Do you have a problem? There’s probably someone in your shul who has a solution. It’s your job to develop these relationships in your community so you can accomplish things unattainable to you on your own. I’ve found everything I ever wanted (for good) at shul. And I mean everything.
I’ve found work through shul connections. I’ve found apartments. I’ve found dates. I’ve found a psycho-therapist.
You could say the same thing for church, I suppose. Members of a church help each other. I grew up in Seventh-Day Adventist churches.
So what’s different about shul in this respect? Well, Judaism is much more pragmatic. Christianity is a romantic faith centered on salvation to the next world. Judaism focuses on today. I’ve never had a rabbi ask me what I believed. They have asked me if I need help (finding a job or an apartment or a doctor or whatever).
I often hear about a rabbi being brought along to the signing of a business deal. I don’t hear about Christian clergy being brought along to such things. In priest, minister, rabbi jokes, the rabbi is never portrayed as a fool. Rabbis, more so than other clergy, are thought to have pragmatic wisdom about worldly problems.
Christians help each other and Jews help each other. I’ve experienced both. So what’s the difference? Jews and Judaism have a more relaxed attitude to the natural passions. They’re more pragmatic and this life oriented. They’re less likely to prescribe idealistic solutions rather than pragmatic ones.
Jews in America have twice the per capita wealth of Christians, so the help they can extend is greater. Jews on average are better educated and better situated. The reciprocal obligations between Jews are greater than that between Christians because Jews are a people, not just a faith.
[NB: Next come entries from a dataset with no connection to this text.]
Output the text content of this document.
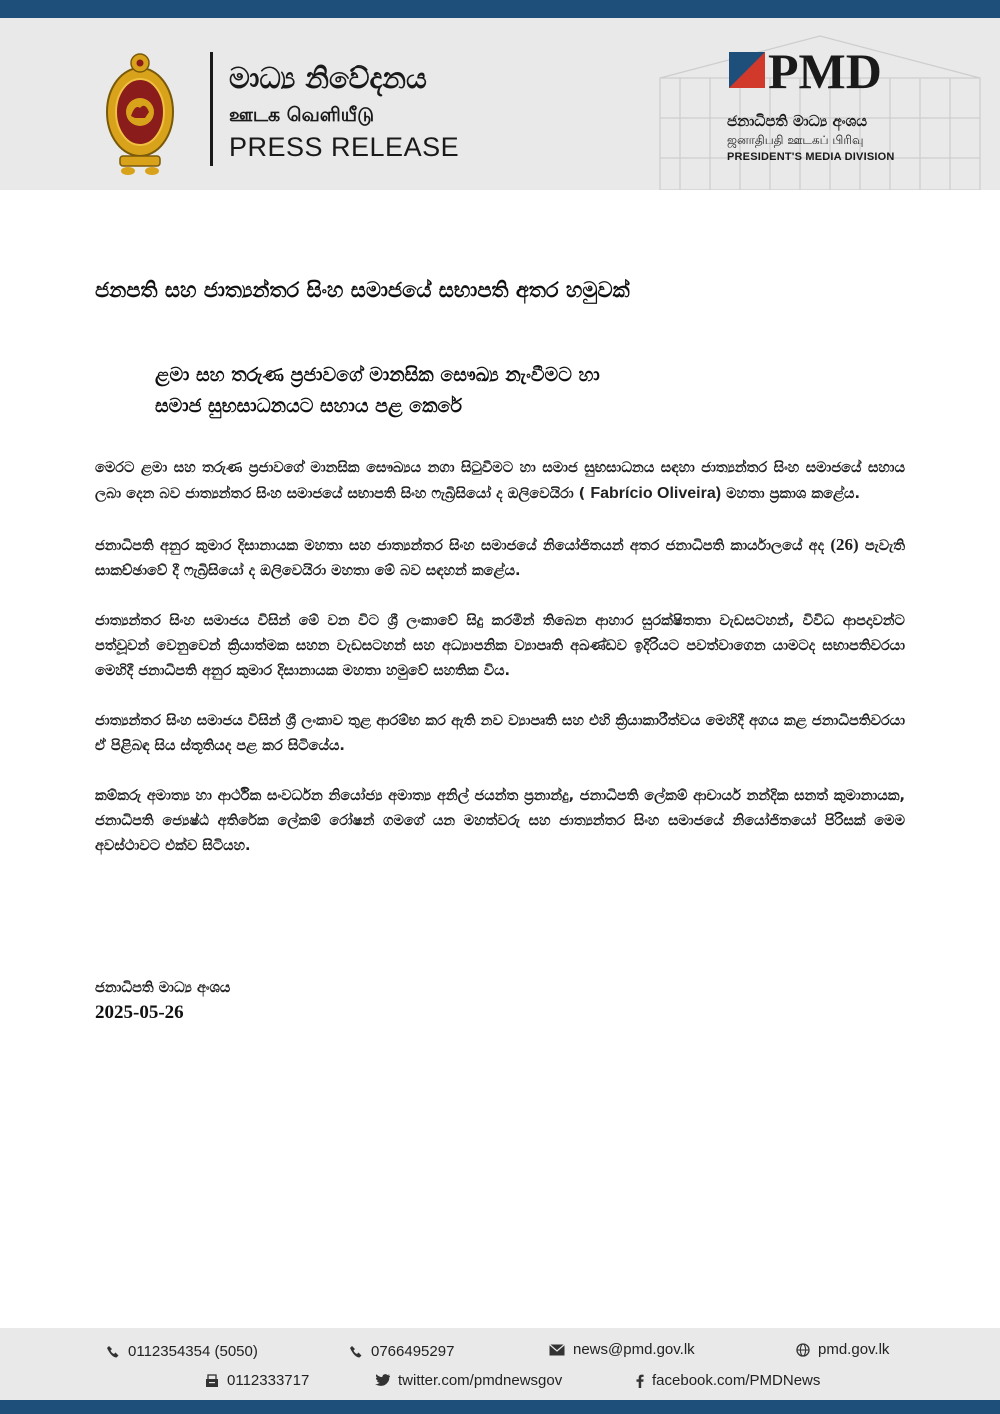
මාධ්‍ය නිවේදනය
ஊடக வெளியீடு
PRESS RELEASE
PMD
ජනාධිපති මාධ්‍ය අංශය
ஜனாதிபதி ஊடகப் பிரிவு
PRESIDENT'S MEDIA DIVISION
ජනපති සහ ජාත්‍යන්තර සිංහ සමාජයේ සභාපති අතර හමුවක්
ළමා සහ තරුණ ප්‍රජාවගේ මානසික සෞඛ්‍ය නැංවීමට හා
සමාජ සුභසාධනයට සහාය පළ කෙරේ

මෙරට ළමා සහ තරුණ ප්‍රජාවගේ මානසික සෞඛ්‍යය නගා සිටුවීමට හා සමාජ සුභසාධනය සඳහා ජාත්‍යන්තර සිංහ සමාජයේ සහාය ලබා දෙන බව ජාත්‍යන්තර සිංහ සමාජයේ සභාපති සිංහ ෆැබ්‍රිසියෝ ද ඔලිවෙයිරා ( Fabrício Oliveira) මහතා ප්‍රකාශ කළේය.

ජනාධිපති අනුර කුමාර දිසානායක මහතා සහ ජාත්‍යන්තර සිංහ සමාජයේ නියෝජිතයන් අතර ජනාධිපති කාර්යාලයේ අද (26) පැවැති සාකච්ඡාවේ දී ෆැබ්‍රිසියෝ ද ඔලිවෙයිරා මහතා මේ බව සඳහන් කළේය.

ජාත්‍යන්තර සිංහ සමාජය විසින් මේ වන විට ශ්‍රී ලංකාවේ සිදු කරමින් තිබෙන ආහාර සුරක්ෂිතතා වැඩසටහන්, විවිධ ආපදාවන්ට පත්වූවන් වෙනුවෙන් ක්‍රියාත්මක සහන වැඩසටහන් සහ අධ්‍යාපනික ව්‍යාපෘති අඛණ්ඩව ඉදිරියට පවත්වාගෙන යාමටද සභාපතිවරයා මෙහිදී ජනාධිපති අනුර කුමාර දිසානායක මහතා හමුවේ සහතික විය.

ජාත්‍යන්තර සිංහ සමාජය විසින් ශ්‍රී ලංකාව තුළ ආරම්භ කර ඇති නව ව්‍යාපෘති සහ එහි ක්‍රියාකාරීත්වය මෙහිදී අගය කළ ජනාධිපතිවරයා ඒ පිළිබඳ සිය ස්තූතියද පළ කර සිටියේය.

කම්කරු අමාත්‍ය හා ආර්ථික සංවර්ධන නියෝජ්‍ය අමාත්‍ය අනිල් ජයන්ත ප්‍රනාන්දු, ජනාධිපති ලේකම් ආචාර්ය නන්දික සනත් කුමානායක, ජනාධිපති ජ්‍යෙෂ්ඨ අතිරේක ලේකම් රෝෂන් ගමගේ යන මහත්වරු සහ ජාත්‍යන්තර සිංහ සමාජයේ නියෝජිතයෝ පිරිසක් මෙම අවස්ථාවට එක්ව සිටියහ.

ජනාධිපති මාධ්‍ය අංශය
2025-05-26
0112354354 (5050)	0766495297	news@pmd.gov.lk	pmd.gov.lk
0112333717	twitter.com/pmdnewsgov	facebook.com/PMDNews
When Soviet Jews were persecuted, Jews around the world rallied on their behalf, while Christians ignored the suffering of their fellow Christians in the former Soviet Union.
Great generosity and tight obligation are the two major themes of the Jewish life I’ve experienced. Jews will give and give to you the struggling newcomer but you’re expected to keep up your end and to contribute to the community. Taking handouts is a shame. A mentch earns his way to the best of his ability.
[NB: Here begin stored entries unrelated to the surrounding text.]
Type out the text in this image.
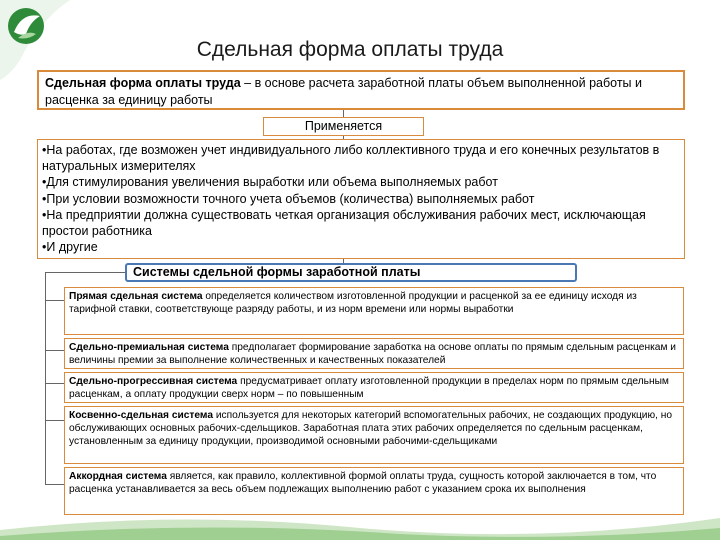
Сдельная форма оплаты труда
Сдельная форма оплаты труда – в основе расчета заработной платы объем выполненной работы и расценка за единицу работы
Применяется
•На работах, где возможен учет индивидуального либо коллективного труда и его конечных результатов в натуральных измерителях
•Для стимулирования увеличения выработки или объема выполняемых работ
•При условии возможности точного учета объемов (количества) выполняемых работ
•На предприятии должна существовать четкая организация обслуживания рабочих мест, исключающая простои работника
•И другие
Системы сдельной формы заработной платы
Прямая сдельная система определяется количеством изготовленной продукции и расценкой за ее единицу исходя из тарифной ставки, соответствующе разряду работы, и из норм времени или нормы выработки
Сдельно-премиальная система предполагает формирование заработка на основе оплаты по прямым сдельным расценкам и величины премии за выполнение количественных и качественных показателей
Сдельно-прогрессивная система предусматривает оплату изготовленной продукции в пределах норм по прямым сдельным расценкам, а оплату продукции сверх норм – по повышенным
Косвенно-сдельная система используется для некоторых категорий вспомогательных рабочих, не создающих продукцию, но обслуживающих основных рабочих-сдельщиков. Заработная плата этих рабочих определяется по сдельным расценкам, установленным за единицу продукции, производимой основными рабочими-сдельщиками
Аккордная система является, как правило, коллективной формой оплаты труда, сущность которой заключается в том, что расценка устанавливается за весь объем подлежащих выполнению работ с указанием срока их выполнения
The obligations and the help is more intense in Jewish life than what I remember as a Seventh-Day Adventist.
Traditional Jews live near each other (within walking distance of the synagogue), so the help they can extend and the obligations they can expect are more significant than if you were farther apart.
I experienced great generosity as a Seventh-Day Adventist. I remember at Glacier View in 1980, when I was 14, a man offered to pay my way through medical school.